By: Harry C. Blaney III
We have long been advocates for dealing with Russia with two fundamental strategies. When it does wrong, it should pay a price that makes future wrongdoing a costly undertaking. At the same time, though, we should keep open a dialogue and make it clear to Russian citizens that we are not against them, and that we want them to have a life of democracy, freedom, and of open society.
That requires us to differentiate between sanctions that hurt President Putin and his regime, and businesses that support him and the aggression in Ukraine. The downing of MH17 is just one more of Putin’s egregious acts, including his invasion of Crimea and his efforts to use his military, Russian citizenry, special forces, and local thugs to destabilize a free and independent neighbor.
Putin’s record contains acts that are illegal under international law, mass brutality, and the highest level of stupidity and self-destruction. The crass employment of force in the center of Europe, the imbecilic act by Russian-armed Ukrainian separatists, and the crude handling of the remains and crash site exposes to all the fact that we are dealing with a leader who has no sense of moral center or even conducts a rational calculation of costs and benefits.
We need to immediately increase our assistance to Ukraine, but must make sure that all help is not redirected by corruption. Stabilizing Ukraine should be a joint project of the IMF, EU, and the United States. It must take higher priority.
Given all of this, the West has a number of challenges and problems it must address. First, we have to make clear that Putin and his cronies face high costs that far outweigh the benefits of their actions. Today, July 22, the EU Council of Ministers is meeting to decide the type of additional sanctions they it should impose on Russia. Already, the Europeans have put in place the most minimal of sanctions. They fear losing money from businesses who have lobbied their governments against taking any meaningful action. The French have indicated that they will carry through with the sale to Russia of naval carriers that can be used to kill our allies and friends. The British are concerned for their rich London City banks and the money deposited there by Russian oligarchs. Germany and the Netherlands, meanwhile, remain concerned for their energy supply from Russia and from the money they earn from the trade. Of course, European vulnerability to energy blackmail has long been known to exist, but little was done until now. Even today, the most urgent actions have not been put in place, although some progress has been made. The bottom line is that Europe won’t gain significant energy security for several years, assuming they ever increase investments in diversification.
The most important issue at hand, however, is to formulate a long-term strategic plan that will deal with an aggressive Putin-led Russia while, at the same time, establishing a robust and comprehensive policy of continued and intensive dialogue at all levels. These plans should address the issues of nuclear weapons and non-proliferation as they did during the Cold War. This approach includes reaching out to Russians to make it clear that we want them to prosper and live normal lives without fear. We need to implement significant programs that intensify contacts, exchanges, and support for civic society in Russia. We need to make it clear that we wish to see an open, responsible, and democratic Russia.
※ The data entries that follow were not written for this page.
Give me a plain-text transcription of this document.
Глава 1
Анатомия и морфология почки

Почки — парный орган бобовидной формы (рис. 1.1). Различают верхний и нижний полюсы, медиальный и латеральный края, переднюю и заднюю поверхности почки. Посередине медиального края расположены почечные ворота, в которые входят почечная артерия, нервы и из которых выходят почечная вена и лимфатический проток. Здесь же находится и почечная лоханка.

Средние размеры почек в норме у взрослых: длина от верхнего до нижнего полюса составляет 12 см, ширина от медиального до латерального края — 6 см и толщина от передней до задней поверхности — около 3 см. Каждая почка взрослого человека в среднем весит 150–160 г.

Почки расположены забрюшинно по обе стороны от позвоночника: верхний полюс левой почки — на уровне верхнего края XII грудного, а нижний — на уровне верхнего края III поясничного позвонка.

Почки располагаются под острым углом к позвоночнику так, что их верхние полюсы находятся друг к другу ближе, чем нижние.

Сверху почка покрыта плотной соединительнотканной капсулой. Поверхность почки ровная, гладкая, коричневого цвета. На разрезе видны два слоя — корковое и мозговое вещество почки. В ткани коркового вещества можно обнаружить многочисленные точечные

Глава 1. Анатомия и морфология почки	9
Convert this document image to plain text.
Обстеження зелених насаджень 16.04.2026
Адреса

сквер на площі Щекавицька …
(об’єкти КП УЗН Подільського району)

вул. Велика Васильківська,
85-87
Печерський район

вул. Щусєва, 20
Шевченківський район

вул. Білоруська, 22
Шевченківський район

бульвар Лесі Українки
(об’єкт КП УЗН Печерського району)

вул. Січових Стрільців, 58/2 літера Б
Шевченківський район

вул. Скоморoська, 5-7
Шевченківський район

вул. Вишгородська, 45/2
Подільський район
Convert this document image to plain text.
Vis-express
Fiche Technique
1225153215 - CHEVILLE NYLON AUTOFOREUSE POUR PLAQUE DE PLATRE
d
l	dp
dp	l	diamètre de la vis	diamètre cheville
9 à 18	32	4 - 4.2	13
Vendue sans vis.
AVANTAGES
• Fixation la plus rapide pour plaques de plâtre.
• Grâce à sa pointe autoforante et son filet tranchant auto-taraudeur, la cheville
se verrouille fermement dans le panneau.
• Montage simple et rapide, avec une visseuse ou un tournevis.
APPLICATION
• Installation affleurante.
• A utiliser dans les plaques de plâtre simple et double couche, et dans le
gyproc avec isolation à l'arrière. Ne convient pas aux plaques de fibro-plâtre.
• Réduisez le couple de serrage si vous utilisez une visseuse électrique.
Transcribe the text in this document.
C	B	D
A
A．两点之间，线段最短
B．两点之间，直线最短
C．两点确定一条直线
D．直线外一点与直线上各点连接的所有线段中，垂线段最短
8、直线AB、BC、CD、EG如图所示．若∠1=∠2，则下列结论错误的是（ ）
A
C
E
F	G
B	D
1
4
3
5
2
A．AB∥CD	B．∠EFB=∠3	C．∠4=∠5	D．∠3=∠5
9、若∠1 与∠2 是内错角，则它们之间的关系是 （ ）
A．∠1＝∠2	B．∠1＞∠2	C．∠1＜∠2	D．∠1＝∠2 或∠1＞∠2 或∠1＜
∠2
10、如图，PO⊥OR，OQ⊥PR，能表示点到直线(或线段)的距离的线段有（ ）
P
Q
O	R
With Europe, America should take the lead on this. We need to assist Europe with its energy supplies and technology. We also need to strengthen NATO’s capability to maintain its defense structures and to support new EU policies of growth, rather than brutish austerity which has led to so much European disunity.
That now is our challenge. Can the West do both in appropriate proportion and for a long period of time, despite the inevitable bumps and difficulties?